Par la suite, ils se sont confirmés avec 4 défaites et 1 nul face à Toulouse vendredi dernier. Un match qui a scellé le sort de Peter Bosz, qui a été taclé publiquement par Alexandre Lacazette. «Est-ce que la philosophie du coach passe ? Personnellement, c’est clair, je sais ce qu’il veut. Je ne peux pas parler au nom de chaque joueur. En tout cas, quand on voit le match ce soir, je ne pense pas que tout soit clair pour tout le monde, c’est ça qui est dommage. Si je veux qu’il reste coach de l’OL ? Moi, je veux gagner des matchs, après, c’est au board de décider.

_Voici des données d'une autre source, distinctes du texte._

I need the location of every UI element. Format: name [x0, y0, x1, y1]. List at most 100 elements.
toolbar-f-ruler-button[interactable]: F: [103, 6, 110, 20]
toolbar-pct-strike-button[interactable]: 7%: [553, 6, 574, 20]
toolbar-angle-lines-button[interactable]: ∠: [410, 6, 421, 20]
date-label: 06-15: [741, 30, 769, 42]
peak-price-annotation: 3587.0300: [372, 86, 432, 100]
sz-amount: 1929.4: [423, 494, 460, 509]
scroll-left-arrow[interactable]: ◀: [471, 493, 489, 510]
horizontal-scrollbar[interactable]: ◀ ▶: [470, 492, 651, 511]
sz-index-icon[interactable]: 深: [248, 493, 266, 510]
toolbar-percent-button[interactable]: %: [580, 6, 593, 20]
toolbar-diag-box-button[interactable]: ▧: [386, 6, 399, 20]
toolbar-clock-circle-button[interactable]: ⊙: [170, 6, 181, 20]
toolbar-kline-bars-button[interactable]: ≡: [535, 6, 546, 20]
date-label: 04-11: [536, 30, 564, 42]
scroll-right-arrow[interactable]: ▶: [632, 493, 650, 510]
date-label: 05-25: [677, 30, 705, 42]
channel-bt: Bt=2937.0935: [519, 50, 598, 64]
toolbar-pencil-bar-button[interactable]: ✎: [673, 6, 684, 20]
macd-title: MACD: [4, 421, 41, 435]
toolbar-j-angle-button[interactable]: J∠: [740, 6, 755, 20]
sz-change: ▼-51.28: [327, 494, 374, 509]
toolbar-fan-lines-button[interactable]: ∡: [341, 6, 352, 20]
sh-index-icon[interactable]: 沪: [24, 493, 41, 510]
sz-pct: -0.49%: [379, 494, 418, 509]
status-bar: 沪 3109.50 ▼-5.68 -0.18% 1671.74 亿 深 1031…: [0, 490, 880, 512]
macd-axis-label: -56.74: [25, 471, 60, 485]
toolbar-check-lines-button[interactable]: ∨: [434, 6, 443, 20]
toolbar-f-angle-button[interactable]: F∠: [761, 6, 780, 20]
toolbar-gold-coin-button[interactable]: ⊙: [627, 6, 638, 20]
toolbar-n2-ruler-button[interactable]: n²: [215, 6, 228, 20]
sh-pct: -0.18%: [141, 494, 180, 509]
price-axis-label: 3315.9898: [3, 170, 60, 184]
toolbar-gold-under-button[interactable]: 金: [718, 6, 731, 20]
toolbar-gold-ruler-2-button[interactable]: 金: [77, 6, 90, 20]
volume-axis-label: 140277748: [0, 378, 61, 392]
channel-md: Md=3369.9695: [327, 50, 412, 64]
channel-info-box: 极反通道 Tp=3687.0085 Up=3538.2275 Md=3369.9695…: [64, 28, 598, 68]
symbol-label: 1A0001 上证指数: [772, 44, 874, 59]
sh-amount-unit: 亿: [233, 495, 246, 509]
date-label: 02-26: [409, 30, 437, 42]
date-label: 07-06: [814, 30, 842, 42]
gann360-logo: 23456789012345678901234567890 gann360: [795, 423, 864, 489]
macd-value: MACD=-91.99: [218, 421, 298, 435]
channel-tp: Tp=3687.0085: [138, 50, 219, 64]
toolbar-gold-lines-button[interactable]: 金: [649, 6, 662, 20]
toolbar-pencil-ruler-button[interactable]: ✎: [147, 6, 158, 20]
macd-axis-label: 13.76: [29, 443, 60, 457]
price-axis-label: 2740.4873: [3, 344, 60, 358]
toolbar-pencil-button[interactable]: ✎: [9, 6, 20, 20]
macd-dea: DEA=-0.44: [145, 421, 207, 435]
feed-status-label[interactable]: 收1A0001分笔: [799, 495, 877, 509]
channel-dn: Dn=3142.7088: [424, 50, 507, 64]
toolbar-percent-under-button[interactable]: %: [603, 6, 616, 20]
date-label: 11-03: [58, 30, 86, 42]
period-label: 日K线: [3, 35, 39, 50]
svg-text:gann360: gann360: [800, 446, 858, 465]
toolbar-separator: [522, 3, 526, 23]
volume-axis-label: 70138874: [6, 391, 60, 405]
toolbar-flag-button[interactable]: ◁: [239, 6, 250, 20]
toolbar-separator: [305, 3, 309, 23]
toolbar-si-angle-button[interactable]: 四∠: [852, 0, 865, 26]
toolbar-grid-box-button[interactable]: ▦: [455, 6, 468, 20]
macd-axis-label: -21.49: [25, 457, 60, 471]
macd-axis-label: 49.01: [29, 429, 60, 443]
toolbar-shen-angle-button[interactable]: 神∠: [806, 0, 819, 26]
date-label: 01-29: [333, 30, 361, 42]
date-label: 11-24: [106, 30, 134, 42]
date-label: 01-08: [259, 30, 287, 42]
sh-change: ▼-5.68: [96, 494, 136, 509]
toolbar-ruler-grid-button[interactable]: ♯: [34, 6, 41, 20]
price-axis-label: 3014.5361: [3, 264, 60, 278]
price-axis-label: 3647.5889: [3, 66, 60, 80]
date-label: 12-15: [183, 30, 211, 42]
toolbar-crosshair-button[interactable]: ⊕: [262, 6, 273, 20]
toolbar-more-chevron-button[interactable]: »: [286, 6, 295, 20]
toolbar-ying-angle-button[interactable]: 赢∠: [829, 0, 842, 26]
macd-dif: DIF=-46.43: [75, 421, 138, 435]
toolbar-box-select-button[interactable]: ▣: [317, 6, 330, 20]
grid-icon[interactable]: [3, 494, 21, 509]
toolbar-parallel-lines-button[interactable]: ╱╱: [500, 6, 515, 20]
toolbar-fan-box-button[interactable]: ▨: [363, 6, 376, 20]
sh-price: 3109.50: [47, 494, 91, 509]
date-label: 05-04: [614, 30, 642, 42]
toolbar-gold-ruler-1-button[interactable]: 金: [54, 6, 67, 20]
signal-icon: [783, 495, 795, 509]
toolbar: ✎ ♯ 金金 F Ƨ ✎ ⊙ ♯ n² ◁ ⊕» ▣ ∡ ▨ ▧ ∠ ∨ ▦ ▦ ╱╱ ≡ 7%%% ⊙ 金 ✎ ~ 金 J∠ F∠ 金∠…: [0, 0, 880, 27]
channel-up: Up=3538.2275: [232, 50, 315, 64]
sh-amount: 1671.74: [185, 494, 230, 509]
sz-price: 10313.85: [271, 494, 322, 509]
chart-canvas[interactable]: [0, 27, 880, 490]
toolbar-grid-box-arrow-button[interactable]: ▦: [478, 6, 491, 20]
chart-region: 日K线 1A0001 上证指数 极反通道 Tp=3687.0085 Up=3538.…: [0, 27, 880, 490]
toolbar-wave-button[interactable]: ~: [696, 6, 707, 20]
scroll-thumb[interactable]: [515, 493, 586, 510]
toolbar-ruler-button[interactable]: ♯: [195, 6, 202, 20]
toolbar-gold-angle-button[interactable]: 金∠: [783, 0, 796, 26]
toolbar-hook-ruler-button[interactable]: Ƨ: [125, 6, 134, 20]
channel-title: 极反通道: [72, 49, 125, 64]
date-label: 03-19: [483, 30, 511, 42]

Je suis là pour jouer, je me donne à fond pour les couleurs et pour le club, je veux juste gagner des matches.»
Lâché par son capitaine, Bosz a été ensuite remercié par l’OL le 9 octobre. «Compte tenu des résultats décevants obtenus au cours de ce début de saison, qui demeurent très en deçà des attentes et des objectifs fixés, l’Olympique Lyonnais informe de la mise à pied à titre conservatoire de Peter Bosz, en qualité d’entraineur de l’équipe professionnelle, ainsi que celles de Rob Maas, entraîneur adjoint, et de Terry Peters, préparateur physique». Remplacé par Laurent Blanc, le Néerlandais boucle son passage à Lyon avec un bilan très mauvais (27 victoires, 16 nuls, 15 défaites).
Avec seulement 46% de succès, il a l’un des pourcentages les plus faibles de victoire en tant que coach de Lyon. Difficile donc de rester, lui qui a eu pourtant beaucoup plus de temps et de soutien de la part de sa direction que d’autres entraîneurs. En 2019, Sylvinho avait été remercié après 11 matches. Peter Bosz, lui, en a eu 58 pour faire mieux. Mais au final, il a échoué. Il s’est souvent entêté, notamment en refusant que ses dirigeants signent un nouveau défenseur central pour placer Thiago Mendes à ce poste ou en mettant de côté les jeunes talents lyonnais cet été alors que le nouveau projet était justement basé sur l’ADN OL. Ce qui en a frustré pas mal qui ambitionnaient d’intégrer le groupe professionnel.
Le Batave a connu plusieurs échecs à Lyon, mais il a aussi été celui qui a lancé avec succès les jeunes Lukeba et Gusto. Son bilan reste malgré tout très mauvais (surtout en ayant que la L1 à jouer cette saison). Mais il n’est pas le seul à blâmer. Durant son mandat, il a vu Juninho rapidement s’en aller. Sans directeur sportif à ses côtés, sa mission n’a pas été évidente. Il a également dû composer avec un effectif trop riche en quantité car sa direction n’a pas réussi à vendre cet été. Ceci n’excuse pas ses échecs bien évidemment. Limogé, Peter Bosz n’a pas marqué l’OL lui qui arrivait pourtant avec l’étiquette d’un entraîneur capable de faire passer un cap à Lyon. C’est raté.